Separatist Beer Project, the Easton-based brewery that started as a gypsy wholesaler and canner using other company’s equipment, has come to Philadelphia to open its second tasting room.
It’s on the ground floor of a new building at 1646 S. 12th St., at the corner of 12th and Morris Streets, just steps off East Passyunk Avenue. In a previous life before its move, Artisan Boulanger had the location.
Separatist South Philly’s opening will be 4 p.m. April 11.
There’s a certain logic to the location, explains owner Joe Fay, 28. “From the get-go, Philly took 95 percent of my beer," he said. “Without the bars and restaurants in Philly, we wouldn’t have a business.”
Fay and his wife, Laura, have set up a wide-open room with a 15-seat bar and mod-meets-retro seating for 70 people, inside and out; high windows open up to Morris Street.
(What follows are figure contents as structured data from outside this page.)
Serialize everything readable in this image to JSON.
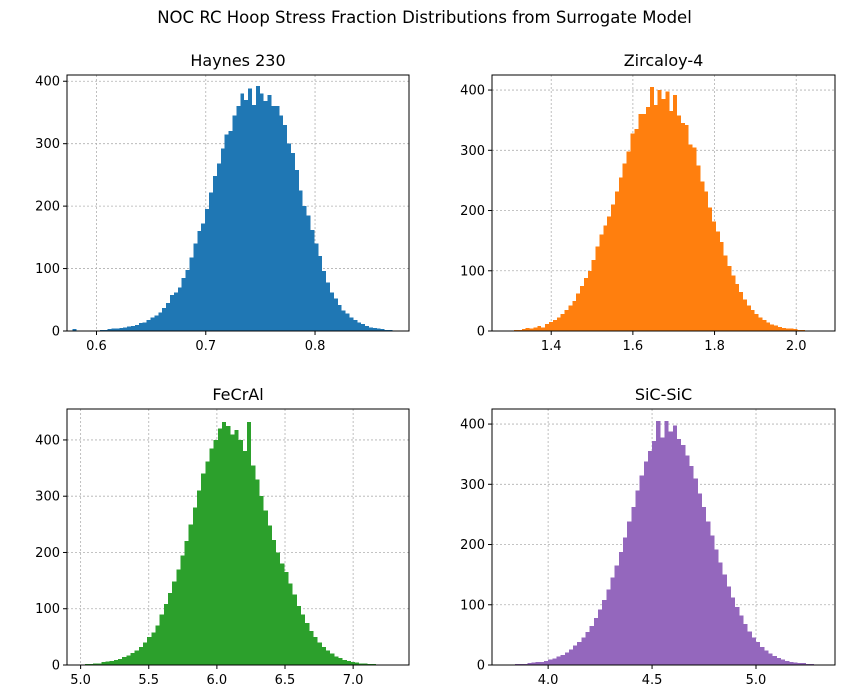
{
  "figure": {
    "title": "NOC RC Hoop Stress Fraction Distributions from Surrogate Model"
  },
  "chart_data": [
    {
      "type": "bar",
      "title": "Haynes 230",
      "color": "#1f77b4",
      "xlim": [
        0.573,
        0.886
      ],
      "ylim": [
        0,
        410
      ],
      "xticks": [
        "0.6",
        "0.7",
        "0.8"
      ],
      "xtick_values": [
        0.6,
        0.7,
        0.8
      ],
      "yticks": [
        "0",
        "100",
        "200",
        "300",
        "400"
      ],
      "ytick_values": [
        0,
        100,
        200,
        300,
        400
      ],
      "grid": true,
      "bins": {
        "start": 0.578,
        "end": 0.878
      },
      "values": [
        3,
        0,
        0,
        0,
        0,
        1,
        1,
        2,
        2,
        3,
        4,
        4,
        5,
        6,
        7,
        8,
        10,
        13,
        14,
        18,
        22,
        25,
        30,
        37,
        45,
        58,
        62,
        70,
        85,
        98,
        118,
        140,
        160,
        172,
        195,
        222,
        248,
        268,
        292,
        315,
        320,
        345,
        360,
        380,
        370,
        388,
        362,
        392,
        380,
        368,
        378,
        360,
        360,
        345,
        330,
        300,
        285,
        258,
        225,
        200,
        185,
        162,
        140,
        120,
        96,
        78,
        62,
        52,
        42,
        33,
        28,
        22,
        18,
        14,
        11,
        8,
        6,
        5,
        4,
        3,
        2,
        2,
        1,
        1
      ]
    },
    {
      "type": "bar",
      "title": "Zircaloy-4",
      "color": "#ff7f0e",
      "xlim": [
        1.255,
        2.095
      ],
      "ylim": [
        0,
        425
      ],
      "xticks": [
        "1.4",
        "1.6",
        "1.8",
        "2.0"
      ],
      "xtick_values": [
        1.4,
        1.6,
        1.8,
        2.0
      ],
      "yticks": [
        "0",
        "100",
        "200",
        "300",
        "400"
      ],
      "ytick_values": [
        0,
        100,
        200,
        300,
        400
      ],
      "grid": true,
      "bins": {
        "start": 1.29,
        "end": 2.06
      },
      "values": [
        1,
        1,
        2,
        2,
        3,
        5,
        4,
        6,
        8,
        6,
        12,
        15,
        18,
        22,
        28,
        35,
        42,
        50,
        62,
        75,
        88,
        100,
        118,
        140,
        160,
        175,
        190,
        210,
        232,
        255,
        278,
        298,
        328,
        335,
        360,
        360,
        372,
        405,
        375,
        400,
        385,
        398,
        365,
        392,
        358,
        345,
        342,
        310,
        305,
        275,
        248,
        232,
        205,
        182,
        165,
        148,
        125,
        108,
        92,
        78,
        65,
        52,
        42,
        35,
        28,
        22,
        18,
        14,
        11,
        9,
        7,
        5,
        4,
        4,
        3,
        2,
        2,
        1,
        1,
        1,
        1
      ]
    },
    {
      "type": "bar",
      "title": "FeCrAl",
      "color": "#2ca02c",
      "xlim": [
        4.9,
        7.41
      ],
      "ylim": [
        0,
        455
      ],
      "xticks": [
        "5.0",
        "5.5",
        "6.0",
        "6.5",
        "7.0"
      ],
      "xtick_values": [
        5.0,
        5.5,
        6.0,
        6.5,
        7.0
      ],
      "yticks": [
        "0",
        "100",
        "200",
        "300",
        "400"
      ],
      "ytick_values": [
        0,
        100,
        200,
        300,
        400
      ],
      "grid": true,
      "bins": {
        "start": 5.0,
        "end": 7.35
      },
      "values": [
        1,
        2,
        2,
        3,
        3,
        5,
        6,
        7,
        9,
        11,
        14,
        17,
        21,
        26,
        32,
        40,
        50,
        58,
        70,
        90,
        108,
        128,
        148,
        170,
        195,
        220,
        250,
        280,
        310,
        340,
        362,
        385,
        400,
        420,
        432,
        425,
        410,
        418,
        400,
        380,
        432,
        355,
        330,
        300,
        275,
        248,
        222,
        200,
        180,
        165,
        145,
        125,
        105,
        90,
        75,
        60,
        50,
        40,
        32,
        26,
        20,
        15,
        12,
        9,
        7,
        5,
        4,
        3,
        3,
        2,
        2,
        1,
        1,
        0,
        0,
        0,
        1
      ]
    },
    {
      "type": "bar",
      "title": "SiC-SiC",
      "color": "#9467bd",
      "xlim": [
        3.73,
        5.38
      ],
      "ylim": [
        0,
        425
      ],
      "xticks": [
        "4.0",
        "4.5",
        "5.0"
      ],
      "xtick_values": [
        4.0,
        4.5,
        5.0
      ],
      "yticks": [
        "0",
        "100",
        "200",
        "300",
        "400"
      ],
      "ytick_values": [
        0,
        100,
        200,
        300,
        400
      ],
      "grid": true,
      "bins": {
        "start": 3.78,
        "end": 5.36
      },
      "values": [
        1,
        1,
        1,
        2,
        2,
        2,
        3,
        4,
        5,
        5,
        7,
        9,
        11,
        14,
        17,
        21,
        26,
        32,
        38,
        46,
        55,
        65,
        78,
        92,
        108,
        125,
        145,
        165,
        188,
        212,
        238,
        262,
        290,
        315,
        338,
        355,
        372,
        405,
        378,
        405,
        388,
        398,
        375,
        365,
        348,
        330,
        310,
        285,
        262,
        238,
        215,
        192,
        170,
        150,
        130,
        112,
        96,
        82,
        68,
        56,
        46,
        38,
        30,
        24,
        19,
        15,
        12,
        9,
        7,
        5,
        4,
        3,
        3,
        2,
        2,
        1,
        1,
        1,
        1
      ]
    }
  ]
}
Separatist offers 16 taps — 12 of its own, plus 2 draft cocktails and 2 draft wines. There also is an extensive bottle selection of beers coming from Separatist’s blendery space in Easton that are refermented and conditioned in champagne bottles; they are available to be uncorked and poured right at the bar.
“The other two brewers and I just really love to explore everything beer has to offer and then offer that snapshot here," Fay said. “Everything from the $4 frosted mug of American cream ale all the way to the three-year, barrel-fermented, cab sauv, musked, French oak, champagne bottle beer, which we have, too."
The only food offered is savory pies from Stargazy, the British pie shop around the corner. Separatist doesn’t even have a kitchen. “We’re not in the business of opening restaurants,” he said. “Besides, this neighborhood is one of the hot spots for food in the city.”
Separatist was known as Sole Artisan Ales before rebranding last year. But ale, of course, was not what Separatist was about.
“A separatist,” Fay explained, “is anybody that does not follow the status quo, and the status quo is something that is evolving rapidly in beer. When I got into beer almost 11 years ago [he was brewing as a teen], we were rallying against big beer and macro lagers and cheap ingredients, and really not having a wide variety of offerings."
"Fast forward to today, you see some of those same things replicated. The style of IPA, which was once a beer style that very few brewers made, it was very esoteric, is now the majority of what people are putting on their tap list. We always want to be offering what people want and then exploring and pushing those boundaries as well, and separating ourselves from the others. Creating our own path.”
Hours: 4 to 11 p.m. Monday to Thursday, 4 p.m. to midnight Friday, noon to midnight Saturday, and noon to 8 p.m. Sunday.